Rolling Exponents Across Time Horizons
What 6Y–12Y windows reveal about the long-term attractor
We believe the exponent value 5.65 behaves as a long‑term attractor for the power law, as it describes Bitcoin’s price history with 94% accuracy. Our regular data model provides 2Y and 4Y rolling values daily. We saw an opportunity to investigate longer timeframes, 6Y through 12Y, to understand how they deviate from our long-term attractor over time.
Our hypothesis is tighter and tighter rolling exponent clustering (less sensitive than the 2Y and 4Y) as the time frame is widened.
When we measure the deviation on the extremes, we observe a narrowing of ranges as the time window widens.
2Y exponent range: about -8 to 15 (the earliest data distorts this)
4Y exponent range: about 1 to 10 (the earliest data distorts this)
6Y exponent range: about 4 to 7
8Y–12Y exponents: about 4.5 to 6
As the window lengthens, the distribution tightens around and oscillates around the full model’s exponent, not far from 5.65, but drifting around slightly each day as new price data comes in.
Zooming into the last 6 years, it’s clear how longer windows dampen short‑term variation. The 2Y exponent in particular is highly sensitive to recent market regimes, while 6Y and longer exponents remain within a narrower band.
This pattern suggests the underlying structural relationship (price vs time in log‑log space) is relatively stable over long horizons, and short‑term deviations reflect transitory regimes rather than a radically changing long-term structural exponent.
Removing the overly sensitive lines, the charts show a clear lead-lag.
Early 2022: 6Y exponent peaks around 7.3–7.4, well above 5.65, as the 2021 run‑up dominates the 6‑year window.
Late 2022 / 2023: 6Y falls and crosses below 5.65 while the 8Y (and later 10Y, 12Y) are still elevated.
2023–2024: 6Y reaches a trough near 4.0; 8Y and 10Y decline with a lag.
Late 2025–2026: 10Y and 12Y drift back toward or above 5.65; 6Y and 8Y remain lower but rising.
Shorter windows turn first, and longer windows follow with a lag. That makes shorter rolling exponents useful as potential early signals, while longer ones describe where the system tends to converge.

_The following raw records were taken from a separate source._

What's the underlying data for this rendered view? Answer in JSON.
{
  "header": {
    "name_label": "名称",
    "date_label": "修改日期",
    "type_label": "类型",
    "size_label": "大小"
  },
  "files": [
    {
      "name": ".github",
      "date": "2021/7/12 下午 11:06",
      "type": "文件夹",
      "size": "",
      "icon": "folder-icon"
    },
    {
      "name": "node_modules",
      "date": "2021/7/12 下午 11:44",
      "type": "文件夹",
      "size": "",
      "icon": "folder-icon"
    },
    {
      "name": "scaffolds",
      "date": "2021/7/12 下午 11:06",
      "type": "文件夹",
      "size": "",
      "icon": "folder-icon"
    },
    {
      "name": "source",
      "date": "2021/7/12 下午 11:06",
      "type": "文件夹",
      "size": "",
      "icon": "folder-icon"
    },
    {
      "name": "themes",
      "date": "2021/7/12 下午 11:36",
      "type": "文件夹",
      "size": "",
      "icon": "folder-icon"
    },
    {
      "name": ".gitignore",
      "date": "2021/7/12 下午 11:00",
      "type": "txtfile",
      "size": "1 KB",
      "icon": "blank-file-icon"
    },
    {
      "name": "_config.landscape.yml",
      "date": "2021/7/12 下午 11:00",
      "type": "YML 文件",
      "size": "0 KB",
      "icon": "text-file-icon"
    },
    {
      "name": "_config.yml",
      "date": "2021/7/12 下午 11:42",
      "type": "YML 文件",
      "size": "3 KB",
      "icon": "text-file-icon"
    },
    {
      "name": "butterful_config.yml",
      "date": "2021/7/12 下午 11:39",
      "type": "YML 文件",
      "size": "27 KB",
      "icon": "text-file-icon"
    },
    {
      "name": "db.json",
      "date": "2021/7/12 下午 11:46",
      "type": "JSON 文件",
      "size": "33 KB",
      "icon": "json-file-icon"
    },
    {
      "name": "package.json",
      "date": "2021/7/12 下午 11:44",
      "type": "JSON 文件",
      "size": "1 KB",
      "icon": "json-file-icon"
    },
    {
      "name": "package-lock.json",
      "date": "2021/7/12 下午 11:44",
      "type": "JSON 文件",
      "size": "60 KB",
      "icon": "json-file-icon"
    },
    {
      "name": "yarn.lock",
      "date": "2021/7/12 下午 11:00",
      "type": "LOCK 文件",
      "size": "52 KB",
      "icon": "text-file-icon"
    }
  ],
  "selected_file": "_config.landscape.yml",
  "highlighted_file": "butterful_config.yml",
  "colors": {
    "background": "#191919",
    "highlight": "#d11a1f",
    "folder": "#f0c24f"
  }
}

From about 2016 onward, when enough history exists for 6Y–12Y windows, those series oscillate in a tight band around ~5.65. They rarely move more than a few units away, implying a gravitational pull toward that exponent. This is all great news for the power law, especially when you consider the long-term model fit, r², is increasing over time.
We are seeing Structural stability. The power law exponent appears to be a structural constant over long horizons, with 5.65 acting as a practical attractor.
Different timeframes can expose noise versus signal. 2Y and 4Y exponents capture regime and cycle effects. 6Y and longer exponents better approximate the underlying growth rate. This means large deviations of short vs. long exponents (e.g., 6Y well above 5.65 while 12Y is near it) can indicate temporary overheating or stress.
We have some anchors for projections. Using 5.65 as the baseline for long‑term fair‑value projections is consistent with how longer rolling exponents behave in the data.